Endling

Filmplakat: Endling

FBW-Pressetext

Armin Kobzcick hat sein gesamtes erwachsenes Leben im Steinkohlebau gearbeitet. Das ist alles, was er kennt und alles, was er tun will. Doch nun schließt Armins Zeche für immer und für den ehemals so stolzen Mann gibt es keine Perspektive mehr. Sein Sohn wird im Ausland arbeiten, seine Frau freut sich auf mehr Zeit mit ihrem Mann – doch für Armin verliert das Leben seinen Sinn. Und so fasst er einen einsamen Entschluss. Im englischen Sprachgebrauch steht das Wort „Endling“ für das letzte Exemplar einer aussterbenden Art. Ein passender Titel für den 30-minütigen Kurzspielfilm von Alex Schaad.
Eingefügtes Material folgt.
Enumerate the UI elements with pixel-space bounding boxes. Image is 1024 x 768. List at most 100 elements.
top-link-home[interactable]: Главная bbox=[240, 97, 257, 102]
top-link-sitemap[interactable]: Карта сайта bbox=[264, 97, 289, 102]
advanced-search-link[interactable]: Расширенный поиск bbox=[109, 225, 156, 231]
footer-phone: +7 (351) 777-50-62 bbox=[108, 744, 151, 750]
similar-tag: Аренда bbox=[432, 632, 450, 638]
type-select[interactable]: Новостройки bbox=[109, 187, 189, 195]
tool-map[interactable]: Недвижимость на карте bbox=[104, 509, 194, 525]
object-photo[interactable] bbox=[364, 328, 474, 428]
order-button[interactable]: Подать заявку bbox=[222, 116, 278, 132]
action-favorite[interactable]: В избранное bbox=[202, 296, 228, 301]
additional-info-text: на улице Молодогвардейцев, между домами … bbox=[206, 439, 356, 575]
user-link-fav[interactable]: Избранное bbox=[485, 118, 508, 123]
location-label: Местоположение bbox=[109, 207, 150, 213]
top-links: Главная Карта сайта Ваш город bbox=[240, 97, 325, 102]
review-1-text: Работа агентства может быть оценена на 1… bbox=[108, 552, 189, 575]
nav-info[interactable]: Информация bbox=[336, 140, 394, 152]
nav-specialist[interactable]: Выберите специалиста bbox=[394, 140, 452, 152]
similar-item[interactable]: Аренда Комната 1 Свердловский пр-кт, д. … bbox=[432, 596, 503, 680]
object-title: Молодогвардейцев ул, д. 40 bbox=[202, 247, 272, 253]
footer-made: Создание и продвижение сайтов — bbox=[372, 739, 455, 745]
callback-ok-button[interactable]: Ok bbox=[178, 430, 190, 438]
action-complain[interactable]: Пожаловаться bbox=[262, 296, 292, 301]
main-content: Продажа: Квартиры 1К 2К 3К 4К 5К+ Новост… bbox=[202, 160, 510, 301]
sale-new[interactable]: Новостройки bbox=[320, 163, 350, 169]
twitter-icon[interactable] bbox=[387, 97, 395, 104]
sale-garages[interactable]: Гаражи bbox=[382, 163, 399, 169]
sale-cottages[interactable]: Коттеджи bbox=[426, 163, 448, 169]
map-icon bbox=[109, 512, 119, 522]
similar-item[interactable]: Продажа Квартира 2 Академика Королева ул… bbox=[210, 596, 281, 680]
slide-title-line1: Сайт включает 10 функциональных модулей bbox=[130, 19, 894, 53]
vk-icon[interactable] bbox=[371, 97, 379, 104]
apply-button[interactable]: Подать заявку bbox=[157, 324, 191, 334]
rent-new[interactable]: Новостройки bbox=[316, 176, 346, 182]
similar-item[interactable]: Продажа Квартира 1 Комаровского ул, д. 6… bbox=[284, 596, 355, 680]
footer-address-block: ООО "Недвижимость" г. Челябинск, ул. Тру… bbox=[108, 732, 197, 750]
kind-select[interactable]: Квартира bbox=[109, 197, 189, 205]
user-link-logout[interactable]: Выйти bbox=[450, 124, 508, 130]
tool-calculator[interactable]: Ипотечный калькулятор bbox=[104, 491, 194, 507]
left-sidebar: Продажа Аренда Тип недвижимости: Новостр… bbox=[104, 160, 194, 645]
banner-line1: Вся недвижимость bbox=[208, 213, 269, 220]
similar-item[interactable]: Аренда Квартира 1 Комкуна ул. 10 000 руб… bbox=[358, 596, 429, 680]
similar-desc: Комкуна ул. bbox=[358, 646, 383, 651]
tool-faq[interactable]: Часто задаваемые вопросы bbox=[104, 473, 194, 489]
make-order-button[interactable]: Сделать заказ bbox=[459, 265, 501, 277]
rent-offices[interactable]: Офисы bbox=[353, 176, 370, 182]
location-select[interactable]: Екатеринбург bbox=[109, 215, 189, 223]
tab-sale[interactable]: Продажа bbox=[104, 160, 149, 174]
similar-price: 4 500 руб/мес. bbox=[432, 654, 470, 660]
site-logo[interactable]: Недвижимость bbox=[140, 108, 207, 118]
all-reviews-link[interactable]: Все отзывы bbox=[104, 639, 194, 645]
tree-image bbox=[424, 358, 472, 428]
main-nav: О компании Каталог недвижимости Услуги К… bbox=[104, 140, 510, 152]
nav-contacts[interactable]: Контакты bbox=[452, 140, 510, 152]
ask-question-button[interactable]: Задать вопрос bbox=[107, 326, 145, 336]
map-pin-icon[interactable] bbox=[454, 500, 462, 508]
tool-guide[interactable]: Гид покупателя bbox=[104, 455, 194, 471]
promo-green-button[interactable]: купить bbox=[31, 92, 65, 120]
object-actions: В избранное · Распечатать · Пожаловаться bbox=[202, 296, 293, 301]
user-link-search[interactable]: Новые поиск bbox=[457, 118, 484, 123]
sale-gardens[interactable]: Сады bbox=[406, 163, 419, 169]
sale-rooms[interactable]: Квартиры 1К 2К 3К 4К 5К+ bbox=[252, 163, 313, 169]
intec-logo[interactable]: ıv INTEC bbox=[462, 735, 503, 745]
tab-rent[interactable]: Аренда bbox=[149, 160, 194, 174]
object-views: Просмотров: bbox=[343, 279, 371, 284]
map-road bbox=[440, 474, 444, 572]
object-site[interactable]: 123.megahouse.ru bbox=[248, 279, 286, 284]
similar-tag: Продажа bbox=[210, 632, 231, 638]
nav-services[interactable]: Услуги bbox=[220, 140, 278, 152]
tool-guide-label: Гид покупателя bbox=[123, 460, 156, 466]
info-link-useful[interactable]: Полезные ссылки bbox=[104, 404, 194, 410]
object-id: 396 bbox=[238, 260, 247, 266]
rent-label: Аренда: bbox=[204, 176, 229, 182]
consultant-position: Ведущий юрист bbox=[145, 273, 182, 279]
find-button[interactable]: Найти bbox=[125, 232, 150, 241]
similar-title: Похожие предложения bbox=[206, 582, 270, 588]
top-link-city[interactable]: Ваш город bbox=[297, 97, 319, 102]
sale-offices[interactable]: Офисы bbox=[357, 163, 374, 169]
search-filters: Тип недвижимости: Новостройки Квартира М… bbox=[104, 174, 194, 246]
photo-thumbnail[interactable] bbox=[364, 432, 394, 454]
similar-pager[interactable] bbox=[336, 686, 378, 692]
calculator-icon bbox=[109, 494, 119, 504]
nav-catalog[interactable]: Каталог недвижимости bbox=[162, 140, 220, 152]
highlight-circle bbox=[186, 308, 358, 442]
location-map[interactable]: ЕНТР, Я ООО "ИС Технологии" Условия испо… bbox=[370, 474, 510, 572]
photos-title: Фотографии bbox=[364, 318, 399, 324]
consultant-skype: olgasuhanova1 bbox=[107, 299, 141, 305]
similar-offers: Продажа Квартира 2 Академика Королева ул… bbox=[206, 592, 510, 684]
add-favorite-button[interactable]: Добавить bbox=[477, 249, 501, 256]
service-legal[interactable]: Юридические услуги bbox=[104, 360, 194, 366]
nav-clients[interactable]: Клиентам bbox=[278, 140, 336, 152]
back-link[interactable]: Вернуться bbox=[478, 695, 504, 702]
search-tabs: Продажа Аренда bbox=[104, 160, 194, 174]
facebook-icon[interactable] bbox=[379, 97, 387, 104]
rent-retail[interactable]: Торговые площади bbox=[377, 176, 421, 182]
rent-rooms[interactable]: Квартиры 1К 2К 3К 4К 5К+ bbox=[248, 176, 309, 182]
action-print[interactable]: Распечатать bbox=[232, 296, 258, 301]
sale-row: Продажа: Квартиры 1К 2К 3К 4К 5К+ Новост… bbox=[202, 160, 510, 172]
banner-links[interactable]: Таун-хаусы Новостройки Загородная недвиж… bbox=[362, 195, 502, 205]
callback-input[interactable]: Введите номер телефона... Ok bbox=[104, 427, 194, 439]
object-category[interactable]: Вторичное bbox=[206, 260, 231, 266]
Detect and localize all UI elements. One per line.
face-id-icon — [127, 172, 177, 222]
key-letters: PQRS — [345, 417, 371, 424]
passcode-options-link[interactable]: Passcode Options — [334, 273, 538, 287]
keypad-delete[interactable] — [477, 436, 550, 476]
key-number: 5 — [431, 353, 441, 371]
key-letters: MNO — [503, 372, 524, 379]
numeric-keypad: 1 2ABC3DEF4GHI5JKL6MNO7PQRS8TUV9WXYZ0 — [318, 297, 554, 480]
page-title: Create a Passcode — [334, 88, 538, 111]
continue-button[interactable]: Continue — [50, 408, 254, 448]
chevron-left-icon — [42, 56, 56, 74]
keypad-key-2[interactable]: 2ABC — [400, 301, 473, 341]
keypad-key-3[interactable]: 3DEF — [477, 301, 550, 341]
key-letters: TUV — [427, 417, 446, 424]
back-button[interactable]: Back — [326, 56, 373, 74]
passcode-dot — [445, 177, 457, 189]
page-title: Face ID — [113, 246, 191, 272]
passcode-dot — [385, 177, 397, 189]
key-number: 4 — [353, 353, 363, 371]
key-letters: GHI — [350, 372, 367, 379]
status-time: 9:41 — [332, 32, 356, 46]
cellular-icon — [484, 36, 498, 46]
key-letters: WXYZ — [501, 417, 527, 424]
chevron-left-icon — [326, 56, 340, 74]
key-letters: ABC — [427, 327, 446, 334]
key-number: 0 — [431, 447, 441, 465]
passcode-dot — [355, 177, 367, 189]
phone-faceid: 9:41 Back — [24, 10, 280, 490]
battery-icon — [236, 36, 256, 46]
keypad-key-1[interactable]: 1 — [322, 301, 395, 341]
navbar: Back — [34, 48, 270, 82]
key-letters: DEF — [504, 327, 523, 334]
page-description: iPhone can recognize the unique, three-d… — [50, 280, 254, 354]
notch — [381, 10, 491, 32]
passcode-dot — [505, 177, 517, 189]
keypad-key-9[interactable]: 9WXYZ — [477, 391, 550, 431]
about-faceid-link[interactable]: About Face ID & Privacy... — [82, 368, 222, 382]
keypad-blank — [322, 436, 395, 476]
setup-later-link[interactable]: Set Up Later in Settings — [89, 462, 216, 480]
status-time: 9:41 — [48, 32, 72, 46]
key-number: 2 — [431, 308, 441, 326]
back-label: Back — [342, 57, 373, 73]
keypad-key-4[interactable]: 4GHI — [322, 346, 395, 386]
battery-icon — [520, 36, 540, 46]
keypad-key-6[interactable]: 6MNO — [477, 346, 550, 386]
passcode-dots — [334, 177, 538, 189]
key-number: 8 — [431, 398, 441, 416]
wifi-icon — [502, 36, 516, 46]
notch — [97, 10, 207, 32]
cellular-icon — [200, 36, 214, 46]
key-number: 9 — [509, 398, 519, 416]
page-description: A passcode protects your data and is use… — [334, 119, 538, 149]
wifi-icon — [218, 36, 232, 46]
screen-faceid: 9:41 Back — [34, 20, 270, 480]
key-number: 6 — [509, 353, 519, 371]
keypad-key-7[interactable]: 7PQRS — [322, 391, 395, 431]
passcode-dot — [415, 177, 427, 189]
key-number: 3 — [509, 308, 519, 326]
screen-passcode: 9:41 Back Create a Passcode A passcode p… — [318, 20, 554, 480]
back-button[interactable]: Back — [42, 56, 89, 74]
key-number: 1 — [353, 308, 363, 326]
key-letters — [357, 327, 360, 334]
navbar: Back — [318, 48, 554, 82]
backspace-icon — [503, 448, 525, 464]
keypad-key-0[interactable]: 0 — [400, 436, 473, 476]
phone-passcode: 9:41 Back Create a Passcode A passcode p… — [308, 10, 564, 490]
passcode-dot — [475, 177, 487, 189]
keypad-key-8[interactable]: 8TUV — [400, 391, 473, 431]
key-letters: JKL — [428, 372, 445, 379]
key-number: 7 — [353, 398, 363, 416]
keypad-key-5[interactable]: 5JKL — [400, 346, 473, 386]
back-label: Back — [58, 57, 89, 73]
Denn mit der letzten Steinkohle-Zeche in Deutschland ist auch ein ganzer Berufszweig einfach ausgelöscht worden. Alex Schaad und sein Bruder Dimitrij, der das Drehbuch mitverfasst hat, zeigen die Ausweglosigkeit der Situation der Arbeiter. Das Ende von Existenzen, das Ausbleiben von Perspektiven, das Fehlen einer Lebensaufgabe – es sind Verzweiflung und eine tiefe Traurigkeit, die daraus resultieren und sich im Gesicht von Armin abzeichnen, den Bernd Grawert mit großer Eindrücklichkeit verkörpert. Das gesamte Ensemble spielt überzeugend, die Gesten der Familie untereinander erscheinen natürlich und authentisch, die Szenen unter Tage wirken fast dokumentarisch, verlieren aber nie ihre inszenatorische Faszination. Jedes Bild ist sorgfältig ausgeleuchtet und von einer glänzenden Kamera eingefangen, das dazu gewählte Sound-Design unterstützt die atmosphärische Dichte. ENDLING erzählt seine Geschichte über eine bestimmte Region, ein bestimmtes Milieu und eine bestimmte Zeit. Und dies gelingt ihm auf beeindruckende und bewegende Weise. Starkes Kurzfilmkino.
Prädikat besonders wertvoll

Filminfos

Gattung:Drama; Kurzfilm
Regie:Alex Schaad
Darsteller:Bernd Grawert; Imogen Kogge; Dimitrij Schaad; Friederike Becht; Ronny Miersch; Paul Wollin
Drehbuch:Dimitrij Schaad; Alex Schaad
Kamera:Ahmed El Nagar; Franziska Köppel
Schnitt:Franziska Köppel
Musik:Richard Ruzicka
Länge:30 Minuten
Produktion: Donndorfilm Richard Lamprecht, Bayerischer Rundfunk; HFFMünchen;

Jury-Begründung

Prädikat besonders wertvoll

Alex Schaads mittellanger Film »Endling« erzählt davon, wie Veränderungen durch Fortschritt und Entwicklung Menschen überrollen können, wie schnell abgehängt und zum alten Eisen gezählt werden kann, wer nicht schnell genug zur Anpassung bereit ist. Schaad erzählt davon anhand der Schließungen der Kohlegruben in Deutschland. Sein Protagonist Armin hat den Beruf des Bergmanns geliebt und mit allen Fasern seines Körpers gelebt – so sehr, dass das Ende des Bottroper Bergwerks ihn in eine Perspektivlosigkeit entlässt, für die er keine Alternative mehr sieht. Besonders auf visueller Ebene ist »Endling« ein großer Genuss: Originalmotive wie die Bergmannsiedlung, der Umkleideraum oder der Stollen unter Tage sind eindrucksvoll, die Bildkompositionen aufwändig und stilsicher gebaut. Die authentische Szenerie, die mit großer Hingabe für Details ausgestattet ist, vermittelt ein ebenso stimmiges Gefühl für das Milieu wie die Schauspieler und ihre Dialoge im Ruhrdeutsch. Alle Elemente zusammen zeugen von der Liebe der Macher·innen zu ihren Figuren, dem Milieu und der Geschichte, was »Endling« zusätzliches Gewicht und Glaubwürdigkeit verleiht. Zudem bietet das Drehbuch eine wunderbare zweite Ebene an, auf der es seine Hauptfigur wiederkehrend in den Kontext des »Sterntaler«-Märchens setzt. Der Münz-Regen als Ausgleich für ein aufopfernd geführtes Leben – in feine Ironie gepackt wirkt diese Anspielung wohltuend über das Ende des perfekt getimten Films hinaus.